A day after the world's biggest brick-and-mortar retailer Walmart completed its acquisition of e-tailer Flipkart, the buzz is that Amazon is also busy fanning its offline ambitions. The world's largest online retailer is reportedly interested in Kumar Mangalam Birla's food and grocery supermarket chain More.
Citing people in the know, The Economic Times reported that Amazon is teaming up with Goldman Sachs and Samara Capital - a homegrown mid-market India focussed private equity fund - to form a consortium to buy More at an enterprise valuation of Rs 4,500-5,000 crore.
Back in end-June, Aditya Birla Retail Ltd (ABRL), the unlisted retail arm of Aditya Birla Group, had signed an "exclusivity" agreement with Samara for the sale and the latter, in turn, reached out to Goldman Sachs and Amazon to join forces.
The daily added that Goldman Sachs Special Situations Group will be the likely vehicle within the investment bank for this transaction and the consortium is planning to float a separate company or special purpose vehicle in which Amazon will pick up a 49 per cent stake as the "strategic partner". A formal announcement is expected either by month-end or in early September.
If the deal goes through, More will be Amazon's second direct investment in India's offline retail space, following its 5 per cent stake in Shoppers Stop, India's largest listed department store chain, for Rs 180 crore last September. The Jeff Bezos company also shook the US grocery sector earlier this year with its unexpected $13.7 billion purchase of Whole Foods, one of the country's most successful retailers.
Of course, the same can't be said about the loss-making More. It has tried to raise private equity capital at least twice before but failed. However, as India's fourth-largest supermarket chain with 493 supermarkets and 20 hypermarkets across the country - especially concentrated in the southern states of Karnataka, Andhra Pradesh and Telangana - More is well poised to strengthen Amazon's food and grocery business presence. ABRL competes with the likes of Reliance Retail, Future Group and Avenue Supermart, which runs the D-Mart retail chain.
The move also makes sense since the Seattle-based e-commerce giant's ambitions of being the first foreign e-tailer to sell food items directly to customers have been a non-starter due to policy ambiguities. To remind you, last year, Amazon was granted permission by the Indian government to invest $500 million in a wholly-owned venture to sell local produces and packaged food items through online and offline mediums. Though Bezos has reportedly already invested about Rs 100 crore ($14 million) in that business - under Amazon Retail India Pvt - things are yet to gain traction.
If Amazon is successful in picking up a stake in More, the development will only intensify the competition in the omni-channel space.
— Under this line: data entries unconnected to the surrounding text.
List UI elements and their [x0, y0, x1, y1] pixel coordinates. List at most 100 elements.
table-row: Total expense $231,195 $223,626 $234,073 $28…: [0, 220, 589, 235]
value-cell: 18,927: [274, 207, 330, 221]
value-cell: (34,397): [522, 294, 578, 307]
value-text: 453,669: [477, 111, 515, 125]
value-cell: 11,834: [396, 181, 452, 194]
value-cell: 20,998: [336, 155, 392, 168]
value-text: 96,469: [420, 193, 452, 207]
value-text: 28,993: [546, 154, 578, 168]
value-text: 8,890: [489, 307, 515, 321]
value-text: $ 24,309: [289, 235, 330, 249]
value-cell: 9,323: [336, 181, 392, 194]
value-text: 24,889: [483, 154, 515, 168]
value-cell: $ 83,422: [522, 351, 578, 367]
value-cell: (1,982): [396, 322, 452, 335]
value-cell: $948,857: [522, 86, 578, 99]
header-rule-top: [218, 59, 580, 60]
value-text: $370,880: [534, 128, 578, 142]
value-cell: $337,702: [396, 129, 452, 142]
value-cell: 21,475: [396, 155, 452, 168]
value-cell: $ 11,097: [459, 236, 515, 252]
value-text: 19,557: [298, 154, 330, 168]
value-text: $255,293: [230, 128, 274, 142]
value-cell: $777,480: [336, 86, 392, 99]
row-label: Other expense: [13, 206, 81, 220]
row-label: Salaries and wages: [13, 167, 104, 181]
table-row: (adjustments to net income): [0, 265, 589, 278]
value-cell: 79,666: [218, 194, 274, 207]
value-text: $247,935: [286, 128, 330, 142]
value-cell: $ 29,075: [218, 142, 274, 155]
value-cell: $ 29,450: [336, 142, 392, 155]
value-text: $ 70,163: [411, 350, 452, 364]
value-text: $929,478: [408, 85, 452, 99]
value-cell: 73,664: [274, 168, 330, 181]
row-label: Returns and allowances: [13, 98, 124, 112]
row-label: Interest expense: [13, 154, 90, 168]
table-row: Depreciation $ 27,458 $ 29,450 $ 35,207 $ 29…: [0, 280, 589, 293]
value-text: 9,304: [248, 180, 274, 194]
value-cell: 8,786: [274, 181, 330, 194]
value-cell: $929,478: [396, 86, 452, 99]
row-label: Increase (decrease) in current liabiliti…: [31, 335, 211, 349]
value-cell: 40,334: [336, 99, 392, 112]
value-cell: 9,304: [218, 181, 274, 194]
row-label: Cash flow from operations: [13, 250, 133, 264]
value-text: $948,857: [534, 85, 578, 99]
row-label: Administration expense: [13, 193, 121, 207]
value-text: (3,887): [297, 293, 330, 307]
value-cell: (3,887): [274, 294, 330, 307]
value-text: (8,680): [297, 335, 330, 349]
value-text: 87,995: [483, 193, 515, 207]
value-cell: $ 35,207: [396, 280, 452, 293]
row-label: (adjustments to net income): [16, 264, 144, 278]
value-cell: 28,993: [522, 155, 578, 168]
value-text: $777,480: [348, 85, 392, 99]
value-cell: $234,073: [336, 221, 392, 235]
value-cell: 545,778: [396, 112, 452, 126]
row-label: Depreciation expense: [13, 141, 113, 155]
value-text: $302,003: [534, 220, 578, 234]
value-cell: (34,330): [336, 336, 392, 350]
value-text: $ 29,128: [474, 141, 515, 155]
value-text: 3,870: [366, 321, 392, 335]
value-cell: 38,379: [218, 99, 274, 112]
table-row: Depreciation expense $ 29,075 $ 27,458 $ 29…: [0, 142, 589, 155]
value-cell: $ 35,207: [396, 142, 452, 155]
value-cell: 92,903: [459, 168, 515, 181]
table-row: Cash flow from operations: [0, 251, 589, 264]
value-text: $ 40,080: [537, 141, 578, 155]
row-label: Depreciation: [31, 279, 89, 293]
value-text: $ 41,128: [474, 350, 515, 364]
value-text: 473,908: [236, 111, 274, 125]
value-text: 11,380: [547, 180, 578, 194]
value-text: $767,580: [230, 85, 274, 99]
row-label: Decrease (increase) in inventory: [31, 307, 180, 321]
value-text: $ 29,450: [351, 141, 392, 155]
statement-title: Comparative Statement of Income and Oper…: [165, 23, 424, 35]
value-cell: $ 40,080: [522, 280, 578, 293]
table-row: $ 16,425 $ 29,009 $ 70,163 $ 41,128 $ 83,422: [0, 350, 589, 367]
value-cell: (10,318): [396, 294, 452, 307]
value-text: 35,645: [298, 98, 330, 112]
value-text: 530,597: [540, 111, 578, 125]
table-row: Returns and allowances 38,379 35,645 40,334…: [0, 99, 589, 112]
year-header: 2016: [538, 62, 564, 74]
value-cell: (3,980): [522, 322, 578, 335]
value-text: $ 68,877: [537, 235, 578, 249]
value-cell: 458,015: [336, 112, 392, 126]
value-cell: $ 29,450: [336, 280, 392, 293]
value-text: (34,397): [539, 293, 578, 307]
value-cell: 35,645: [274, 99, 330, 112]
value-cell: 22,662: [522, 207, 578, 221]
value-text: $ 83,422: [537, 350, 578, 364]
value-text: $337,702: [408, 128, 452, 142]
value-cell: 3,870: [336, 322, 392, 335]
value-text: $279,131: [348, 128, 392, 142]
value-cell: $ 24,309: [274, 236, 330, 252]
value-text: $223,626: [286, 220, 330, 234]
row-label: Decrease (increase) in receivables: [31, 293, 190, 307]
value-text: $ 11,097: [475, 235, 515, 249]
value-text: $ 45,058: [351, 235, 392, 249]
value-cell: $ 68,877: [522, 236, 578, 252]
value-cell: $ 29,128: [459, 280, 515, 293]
Apart from Walmart and Amazon, Chinese behemoth Alibaba, which has invested heavily in India in the retail and payments space through Paytm and BigBasket, is also seeking local retail partners among storied domestic conglomerates such as Tata and Reliance.
The latter, in fact, has separately announced plans to create a "hybrid, online-to-offline new commerce platform". At Reliance Industries' 41st AGM meeting last month, Mukesh Ambani had said "We shall create this by integrating and synergising the power of Reliance Retail's physical marketplace with the fabulous strengths of Jio's digital infrastructure and services".
Clearly, the battlelines are no longer drawn up between online and offline players as both try to combat shrinking retail margins.